Ohmic Audio Labs Knowledge Base

Parasitic Battery Drain

Symptom: Battery dead after parking for hours or overnight. Battery tests good when charged.

Normal parasitic draw: 20–50 mA. Modern vehicles with many computers may draw up to 80 mA for several minutes after key-off, then settle to standby current.

Measuring parasitic draw:

  1. DMM set to DC amps (use 10A or 20A range first)
  2. Key off, all doors closed, wait 10 minutes (modules sleep)
  3. Connect DMM in series between battery negative terminal and negative cable
  4. Read current
  5. If >80 mA: parasitic drain present

Isolating the circuit:

With DMM connected, pull fuses one at a time from the fuse box.

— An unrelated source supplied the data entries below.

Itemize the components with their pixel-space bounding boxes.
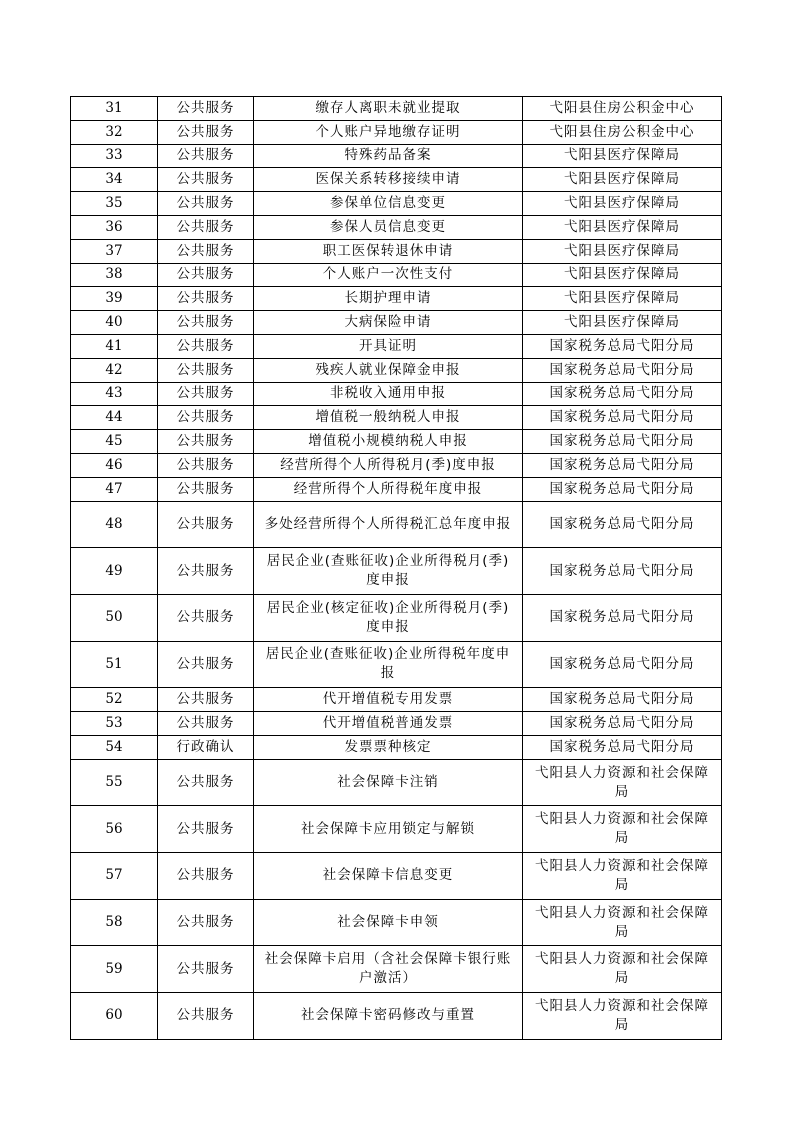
row-number-cell: 37 [71, 239, 158, 263]
item-name-cell: 个人账户一次性支付 [254, 263, 523, 287]
table-row [71, 688, 722, 712]
department-cell: 弋阳县人力资源和社会保障局 [523, 806, 722, 853]
row-number-cell: 45 [71, 430, 158, 454]
row-number-cell: 41 [71, 334, 158, 358]
department-cell: 国家税务总局弋阳分局 [523, 358, 722, 382]
category-cell: 公共服务 [158, 548, 254, 595]
row-number-cell: 56 [71, 806, 158, 853]
category-cell: 公共服务 [158, 430, 254, 454]
department-cell: 国家税务总局弋阳分局 [523, 641, 722, 688]
table-row [71, 594, 722, 641]
item-name-cell: 残疾人就业保障金申报 [254, 358, 523, 382]
table-row [71, 311, 722, 335]
service-items-table [70, 96, 722, 1040]
department-cell: 弋阳县医疗保障局 [523, 144, 722, 168]
department-cell: 国家税务总局弋阳分局 [523, 334, 722, 358]
category-cell: 公共服务 [158, 759, 254, 806]
table-row [71, 263, 722, 287]
table-row [71, 806, 722, 853]
category-cell: 公共服务 [158, 311, 254, 335]
item-name-cell: 社会保障卡密码修改与重置 [254, 993, 523, 1040]
item-name-cell: 多处经营所得个人所得税汇总年度申报 [254, 501, 523, 548]
item-name-cell: 大病保险申请 [254, 311, 523, 335]
table-body [71, 97, 722, 1040]
department-cell: 国家税务总局弋阳分局 [523, 382, 722, 406]
table-row [71, 712, 722, 736]
item-name-cell: 社会保障卡信息变更 [254, 853, 523, 900]
department-cell: 弋阳县住房公积金中心 [523, 97, 722, 121]
row-number-cell: 57 [71, 853, 158, 900]
department-cell: 弋阳县住房公积金中心 [523, 120, 722, 144]
department-cell: 弋阳县医疗保障局 [523, 168, 722, 192]
table-row [71, 946, 722, 993]
department-cell: 弋阳县人力资源和社会保障局 [523, 853, 722, 900]
category-cell: 公共服务 [158, 334, 254, 358]
row-number-cell: 60 [71, 993, 158, 1040]
item-name-cell: 经营所得个人所得税月(季)度申报 [254, 453, 523, 477]
row-number-cell: 39 [71, 287, 158, 311]
department-cell: 国家税务总局弋阳分局 [523, 548, 722, 595]
category-cell: 公共服务 [158, 806, 254, 853]
item-name-cell: 职工医保转退休申请 [254, 239, 523, 263]
category-cell: 公共服务 [158, 406, 254, 430]
department-cell: 弋阳县医疗保障局 [523, 263, 722, 287]
item-name-cell: 经营所得个人所得税年度申报 [254, 477, 523, 501]
category-cell: 公共服务 [158, 192, 254, 216]
item-name-cell: 医保关系转移接续申请 [254, 168, 523, 192]
item-name-cell: 发票票种核定 [254, 735, 523, 759]
table-row [71, 759, 722, 806]
row-number-cell: 48 [71, 501, 158, 548]
department-cell: 国家税务总局弋阳分局 [523, 477, 722, 501]
department-cell: 国家税务总局弋阳分局 [523, 688, 722, 712]
table-row [71, 899, 722, 946]
row-number-cell: 52 [71, 688, 158, 712]
table-row [71, 144, 722, 168]
table-row [71, 548, 722, 595]
category-cell: 公共服务 [158, 215, 254, 239]
table-row [71, 406, 722, 430]
item-name-cell: 特殊药品备案 [254, 144, 523, 168]
department-cell: 弋阳县医疗保障局 [523, 239, 722, 263]
category-cell: 公共服务 [158, 641, 254, 688]
table-row [71, 97, 722, 121]
row-number-cell: 38 [71, 263, 158, 287]
item-name-cell: 居民企业(查账征收)企业所得税月(季)度申报 [254, 548, 523, 595]
department-cell: 国家税务总局弋阳分局 [523, 406, 722, 430]
table-row [71, 215, 722, 239]
row-number-cell: 42 [71, 358, 158, 382]
table-row [71, 853, 722, 900]
table-row [71, 192, 722, 216]
category-cell: 公共服务 [158, 168, 254, 192]
category-cell: 公共服务 [158, 501, 254, 548]
category-cell: 公共服务 [158, 120, 254, 144]
row-number-cell: 40 [71, 311, 158, 335]
category-cell: 公共服务 [158, 358, 254, 382]
item-name-cell: 个人账户异地缴存证明 [254, 120, 523, 144]
department-cell: 国家税务总局弋阳分局 [523, 735, 722, 759]
item-name-cell: 社会保障卡注销 [254, 759, 523, 806]
item-name-cell: 长期护理申请 [254, 287, 523, 311]
category-cell: 公共服务 [158, 144, 254, 168]
row-number-cell: 31 [71, 97, 158, 121]
item-name-cell: 非税收入通用申报 [254, 382, 523, 406]
table-row [71, 168, 722, 192]
department-cell: 国家税务总局弋阳分局 [523, 453, 722, 477]
department-cell: 国家税务总局弋阳分局 [523, 712, 722, 736]
category-cell: 公共服务 [158, 382, 254, 406]
item-name-cell: 开具证明 [254, 334, 523, 358]
row-number-cell: 51 [71, 641, 158, 688]
table-row [71, 358, 722, 382]
table-row [71, 430, 722, 454]
table-row [71, 334, 722, 358]
table-row [71, 287, 722, 311]
category-cell: 公共服务 [158, 853, 254, 900]
row-number-cell: 33 [71, 144, 158, 168]
department-cell: 国家税务总局弋阳分局 [523, 594, 722, 641]
item-name-cell: 缴存人离职未就业提取 [254, 97, 523, 121]
table-row [71, 120, 722, 144]
row-number-cell: 44 [71, 406, 158, 430]
category-cell: 公共服务 [158, 712, 254, 736]
item-name-cell: 居民企业(核定征收)企业所得税月(季)度申报 [254, 594, 523, 641]
row-number-cell: 53 [71, 712, 158, 736]
row-number-cell: 46 [71, 453, 158, 477]
table-row [71, 993, 722, 1040]
item-name-cell: 社会保障卡应用锁定与解锁 [254, 806, 523, 853]
category-cell: 公共服务 [158, 263, 254, 287]
item-name-cell: 增值税小规模纳税人申报 [254, 430, 523, 454]
row-number-cell: 32 [71, 120, 158, 144]
department-cell: 弋阳县人力资源和社会保障局 [523, 993, 722, 1040]
row-number-cell: 43 [71, 382, 158, 406]
department-cell: 弋阳县医疗保障局 [523, 215, 722, 239]
category-cell: 公共服务 [158, 899, 254, 946]
department-cell: 弋阳县医疗保障局 [523, 311, 722, 335]
category-cell: 公共服务 [158, 946, 254, 993]
item-name-cell: 增值税一般纳税人申报 [254, 406, 523, 430]
table-row [71, 735, 722, 759]
item-name-cell: 社会保障卡启用（含社会保障卡银行账户激活） [254, 946, 523, 993]
item-name-cell: 参保人员信息变更 [254, 215, 523, 239]
category-cell: 公共服务 [158, 993, 254, 1040]
category-cell: 公共服务 [158, 477, 254, 501]
department-cell: 国家税务总局弋阳分局 [523, 501, 722, 548]
item-name-cell: 居民企业(查账征收)企业所得税年度申报 [254, 641, 523, 688]
row-number-cell: 36 [71, 215, 158, 239]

When current drops significantly: that circuit has the drain.

Common culprits: amplifier with always-on power (should be on switched circuit), alarm/remote start module, aftermarket accessories installed improperly.

Amplifier drain:

Amplifiers must receive their power from a fused circuit at the battery (always hot — this is correct). The amplifier turns on via the remote wire from head unit. If remote wire fails to go to 0V when head unit is off: amplifier stays on, drains battery.

Test: With key off and system off, is there voltage on amplifier remote terminal? Should be 0V. If 12V: head unit remote output is stuck on or remote wire is connected to a constant 12V source.